De volta a Budapeste, Gyula Zilzer é impedido de continuar seus estudos acadêmicos em engenharia, pois, entre outras legislações antijudaicas havia sido aprovada uma lei, de aplicação do princípio de numerus clausus, que limitava o número de estudantes de origem judaica nas universidades húngaras.

Em 1919, ele deixa a Hungria e vai para Trieste, na Itália. Lá funda uma fábrica com outros sócios, enquanto nas horas vagas começa a se dedicar à pintura. Em 1922, já exibindo o grande talento que o caracterizaria, Zilzer vai para Munique, onde fica um ano, estudando desenho na escola do renomado mestre alemão Hans Hoffman.

Em 1924, de volta a Trieste, ele consegue adquirir um certificado que atesta “sua condição de cristão” e retorna à Hungria. Matricula-se na Academia de Belas Artes de Budapeste, onde estuda com renomados mestres como Vaszary János e Csók István.

Quando os membros da Academia descobrem sua identidade judaica, Zilzer é imediatamente afastado da instituição, com a alegação de que lhe “faltava talento”.

Mas, o “veredicto” dos membros da Academia não o desencoraja e continua a pintar uma coleção de belas litografias, intitulada Kaleidoskop (caleidoscópio). O sucesso desse trabalho lhe permitiu deixar definitivamente a Hungria.

Paris foi a residência de Gyula Zilzer entre 1924-1932. Na França, trabalhou para a revista Clarté e no jornal L´Humanité, ambosinstrumentos de comunicação do partido comunista, mobilizando intelectuais franceses contra a 1a Guerra Mundial. Essa revista, criada entre 1916 e 1917, provém do título do romance do escritor comunista, Henri Barbusse (1873-1935), publicado em 1919. Ele era um pacifista, e seus textos demonstravam um crescente ódio aos militares. Mais tarde, ele se torna comunista.

A partir de 1929, as matérias de Zilzer adquirem caráter antifascista, sendo os alvos preferidos Adolf Hitler e Benito Mussolini.
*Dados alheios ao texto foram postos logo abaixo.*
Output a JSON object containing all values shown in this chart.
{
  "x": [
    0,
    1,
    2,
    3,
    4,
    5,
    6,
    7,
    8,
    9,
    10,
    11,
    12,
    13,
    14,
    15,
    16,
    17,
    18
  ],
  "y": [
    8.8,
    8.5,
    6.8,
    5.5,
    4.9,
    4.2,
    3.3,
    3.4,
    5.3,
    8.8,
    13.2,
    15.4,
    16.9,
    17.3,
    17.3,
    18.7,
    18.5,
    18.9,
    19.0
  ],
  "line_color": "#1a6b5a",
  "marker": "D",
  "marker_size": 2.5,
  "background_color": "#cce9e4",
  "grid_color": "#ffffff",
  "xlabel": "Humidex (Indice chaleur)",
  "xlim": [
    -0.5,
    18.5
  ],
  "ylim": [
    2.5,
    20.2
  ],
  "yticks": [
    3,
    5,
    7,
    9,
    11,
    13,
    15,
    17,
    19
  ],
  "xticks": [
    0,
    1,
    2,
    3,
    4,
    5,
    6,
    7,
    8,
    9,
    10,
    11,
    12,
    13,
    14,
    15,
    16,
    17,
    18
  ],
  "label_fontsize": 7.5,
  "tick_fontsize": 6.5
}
Gyula se casa com Mary Fuchs, uma judia húngara.

ÁLBUM “KALEIDOSCOP” (1924)

Na década de 1920, a série de litografias “Kaleidoskop” registra a possibilidade concreta de uma nova guerra na Europa, inspirada em regimes nazistas e fascistas que agitavam o Velho Continente. Zilzer, com uma visão quase profética, desenha o que se poderia chamar de prenúncio das atrocidades que seriam cometidas a partir de meados da década de 1930 pelo “Partido Nacional Socialista dos Trabalhadores Alemães”, em que opositores do regime de Adolf Hitler começam a ser deportados para campos de trabalho forçado e de concentração.
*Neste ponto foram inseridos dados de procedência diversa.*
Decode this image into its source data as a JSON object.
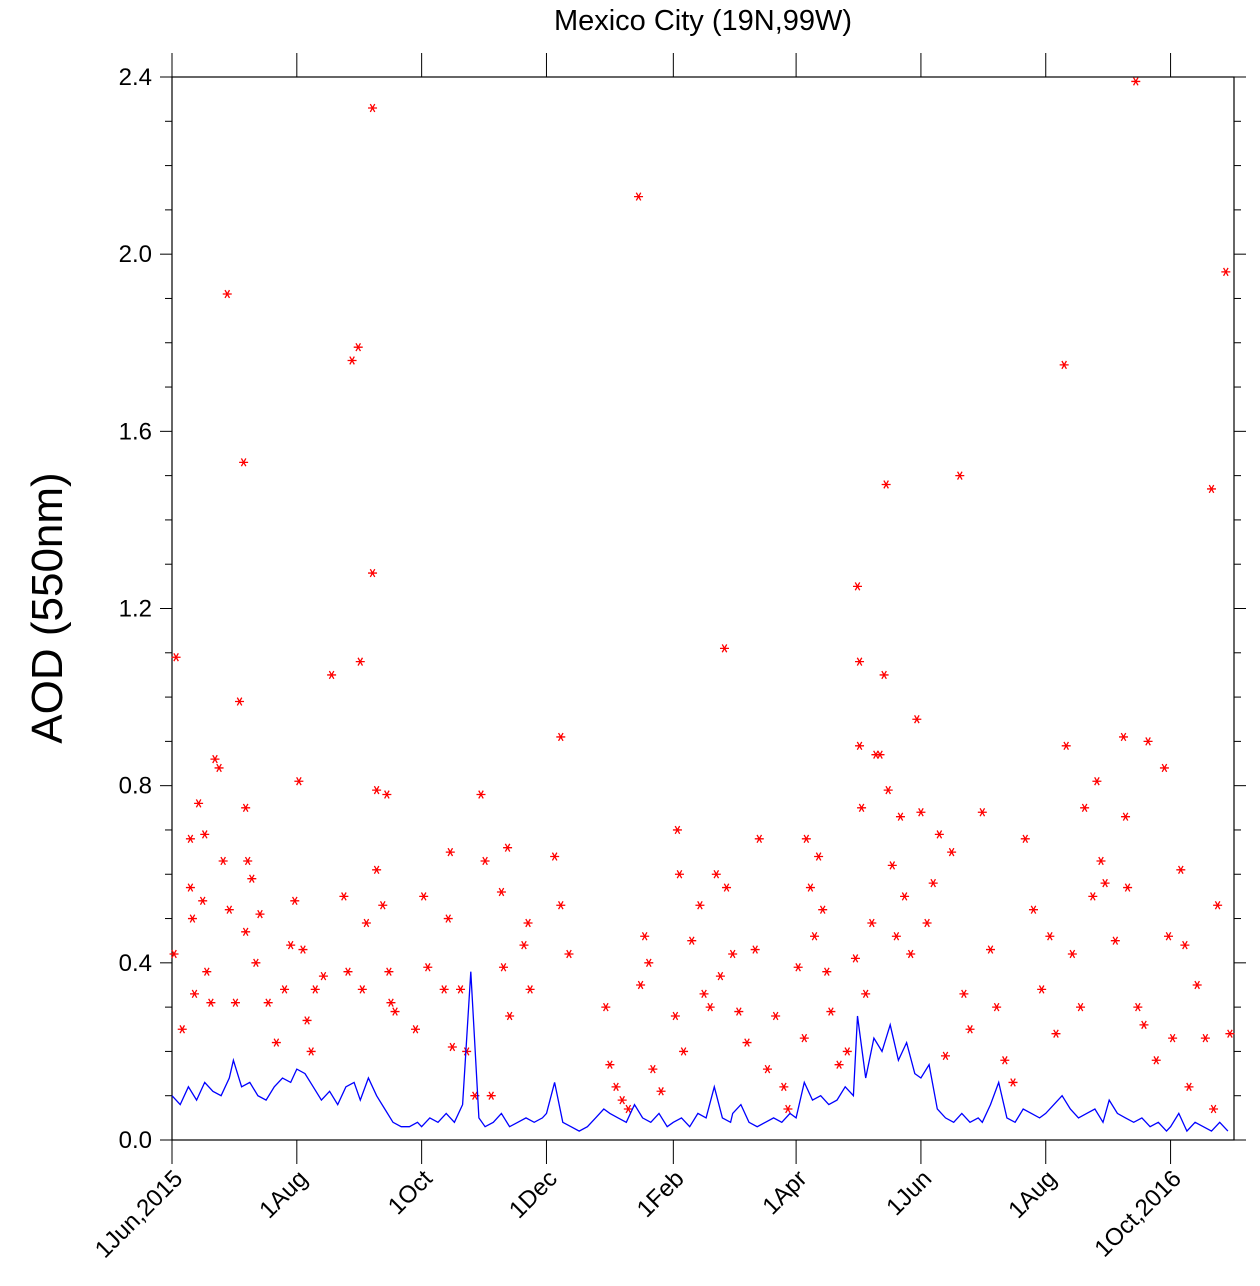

Sabemos que os “lager” não foram invenção do Nazismo; houve campos de concentração e detenção em outros países. No entanto, nada se compara à crueldade criada pelos nazistas. Auschwitz, Treblinka, Majdanek, Sobibor, Chelmno ou Belzec são campos de extermínios, poder-se-ia dizer, um mundo à parte. Como dissemos acima, uma realidade que não pode ser comparada com os campos que existiram na África do Sul, durante as “Guerras dos Bôer”, ou na URSS dos extenuantes Gulags, presídios estruturados no regime de trabalho forçado.

O primeiro campo de concentração em território alemão foi estabelecido em Dachau pouco depois de Hitler assumir o poder, em 31 de janeiro de 1933. Desde sua abertura, os nazistas outorgaram a esse campo um papel central, funcionando primeiramente como base de treinamento das Schutzstaffel, as SS, temidas forças de choque do Terceiro Reich. Logo depois, serviu como modelo de organização para outros campos que seriam edificados.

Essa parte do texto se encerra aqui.